On February 4, 1957, PHHC (now NHA) awarded the subject property covered by TCT No. 1356 of the
Register of Deeds of Quezon City, to petitioner Venancio Gonzales. However, the award was subsequently
cancelled and the lot was "re-awarded" to Esteban Raterta who was issued TCT No. 84217/T-416. Petitioner
Gonzales, instituted a case and prayed that PHHC be ordered to execute the corresponding contract of sale in
his favor. The trial court dismissed the case. On appeal, the Court of Appeals on January 31, 1969, rendered a
decision in Gonzale’s favor reversing the judgment of the trial court and declared him the legal and rightful
awardee of the subject lot and ordering PHHC to cancel the award made to Esteban Raterta being null and
void, and to execute the corresponding Contract to Sell over the lot in favor of Gonzales.

During the pendency of the case, the lot was sold by Esteban Raterta to Dalmacio Raterta who in turn sold the
property to respondents Rafael, Mario and Vicente Santos.

On August 26, 1977, Gonzales instituted a case for "Annulment of Contracts and Titles Emanating Therefrom
with Damages" against the National Housing Authority (formerly PHHC), Dalmacio and Esteban Raterta, and
Rafael, Mario and Vicente Santos. Realizing that this remedy was already superflous in view of the final
judgment of the awarding him the subject lot, Gonalez desisted from pursuing his action for annulment.

Gonzales then sought execution of the judgment of the Court of Appeals. The move was opposed by PHHC,
but on August 27, 1979, the CFI of Rizal issued an Order stating that the plaintiff pointed out that the records of
this case have long been forwarded to this court by the Court of Appeals, however, it is unfortunate and
regrettable that said records cannot be found among the records of cases of this court despite diligent efforts
to locate the same . . . . Considering that the records of this case was (sic) lost or misplaced through no fault of
the herein plaintiff, in counting the reglementary period during which the writ could not be served, that is
when the record of this case cannot be found, shall be deducted or subtracted."

PHHC voluntarily executed the judgment by cancelling and revoking the award in favor of Esteban Raterta
and executing a deed of sale in favor of Gonzales. On June 3, 1980, TCT No. 268893 was issued in the name of
Venancio Gonzales after cancelling the title in the name of Santoses.

On May 26, 1980, Gonzales filed a motion for writ of possession based on the judgment of the Court of Appeals
in January 31, 1969. On July 17, 1980, the trial court directed the issuance of a writ of possession in favor of
Gonzales "against all persons in occupancy thereof, including but not limited to Julian Aguilar and/or the
brothers Rafael, Mario and Vicente Santos.

Accordingly, on September 25, 1980, the writ of possession was issued.

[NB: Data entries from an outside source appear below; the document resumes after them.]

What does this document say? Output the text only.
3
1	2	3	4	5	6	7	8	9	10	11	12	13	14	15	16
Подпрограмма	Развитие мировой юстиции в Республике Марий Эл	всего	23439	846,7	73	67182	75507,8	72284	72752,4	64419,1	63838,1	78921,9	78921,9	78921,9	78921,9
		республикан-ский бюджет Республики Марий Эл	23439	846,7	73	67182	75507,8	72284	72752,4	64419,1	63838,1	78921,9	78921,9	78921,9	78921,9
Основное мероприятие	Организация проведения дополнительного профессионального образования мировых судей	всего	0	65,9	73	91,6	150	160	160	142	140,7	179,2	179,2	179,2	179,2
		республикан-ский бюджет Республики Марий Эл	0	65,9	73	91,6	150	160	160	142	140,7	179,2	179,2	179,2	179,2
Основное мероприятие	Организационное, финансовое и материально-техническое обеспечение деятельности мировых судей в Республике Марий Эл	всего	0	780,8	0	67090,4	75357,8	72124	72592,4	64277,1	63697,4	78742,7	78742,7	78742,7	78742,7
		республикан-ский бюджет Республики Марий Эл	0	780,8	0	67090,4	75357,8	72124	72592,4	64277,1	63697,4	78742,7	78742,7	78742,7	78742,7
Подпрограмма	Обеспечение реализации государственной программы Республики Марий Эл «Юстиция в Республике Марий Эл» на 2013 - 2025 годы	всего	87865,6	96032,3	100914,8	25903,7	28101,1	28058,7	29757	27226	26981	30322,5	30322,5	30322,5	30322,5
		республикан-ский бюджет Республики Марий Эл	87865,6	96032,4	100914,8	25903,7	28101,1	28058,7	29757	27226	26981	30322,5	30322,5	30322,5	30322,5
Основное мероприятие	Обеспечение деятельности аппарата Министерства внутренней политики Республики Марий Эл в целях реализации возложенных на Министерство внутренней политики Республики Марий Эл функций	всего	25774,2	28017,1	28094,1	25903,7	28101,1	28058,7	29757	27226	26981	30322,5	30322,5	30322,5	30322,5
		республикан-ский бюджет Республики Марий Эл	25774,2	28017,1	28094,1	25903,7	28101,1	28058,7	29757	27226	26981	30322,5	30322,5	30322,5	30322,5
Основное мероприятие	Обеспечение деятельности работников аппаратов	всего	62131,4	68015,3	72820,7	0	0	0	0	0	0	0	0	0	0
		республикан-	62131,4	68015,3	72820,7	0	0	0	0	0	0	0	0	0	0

Their motion for reconsideration of the
order granting the writ having been denied, private respondents filed a petition with the Court of Appeals. On
January 21, 1981, respondent Court having denied due course to the petition, private respondents moved for a
reconsideration. On July 8, 1981, respondent Court set aside the writ of execution issued by the trial court.
On May 24, 1982, respondent court denied Gonzales motion for reconsideration.

ISSUE:
W/N erred in setting aside the write of execution by the trial court. – Yes.  

RULING:
The finality of the decision in Gonzales v. PHHC, Et. Al. 23 is not denied by private respondents, and that
therefore the prevailing party has the right to a writ of execution of the judgment he obtained by filing a
motion within five (5) years from the date said judgment becomes final and executory; after the lapse of the
five year period but before the prescriptive period of then (10) years sets in, the prevailing party has the right
to enforce judgment by action.

In the case at bar, respondent Court ruled that the writ of possession was no longer proper since the basis of
such writ, which in effect was execution of a judgment, was the decision of respondent Court dated January 31,
1969, which became final eleven (11) years earlier reckoned from the time the motion for writ of possession was
filed on May 26, 1980. The records however show that petitioner had earlier sought execution of the decision
dated January 31, 1969. It was pointed out that the records of this case have long been forwarded to this court
by the Court of Appeals. However, it is unfortunate and regrettable that the said records cannot be found among the
records of cases of this court despite diligent efforts to locate the same.

Considering that the records of this case was (six) lost or misplaced through no fault of herein plaintiff, in
counting the reglementary period during which the writ could not be served, that is when the records of this
case cannot be found, shall be deducted or subtracted.

The court, which obviously conceded, . . . that the disappearance of the records was due to its fault or that of its
clerical staff, concluded that plaintiffs motion for execution was filed within the period when the final and
executory decision of the court of appeals may be enforced by motion.

On several instances, this Court has invoked the principle of equity in computing the 5-year period to execute a
judgment by motion. We have ruled that if the delays were through no fault of the prevailing party, the same
should not be included in computing the 5-year period to execute a judgment by motion.

In this case the court agrees with the trial court that the time during which the records of Civil Case were lost
or misplaced through no fault of herein petitioner shall be deducted or subtracted from the period for
execution of judgment by motion, and in its holding that the motion for execution was filed within the period
when the final and executory decision of the Court of Appeals may be enforced by motion. It is thus clear that
petitioner had never slept on his rights as the delay in the execution was beyond his control. Verily then, under
the circumstances and in the interest of equity and justice, the writ of execution issued by the lower court on
August 27, 1979, should be deemed proper and timely.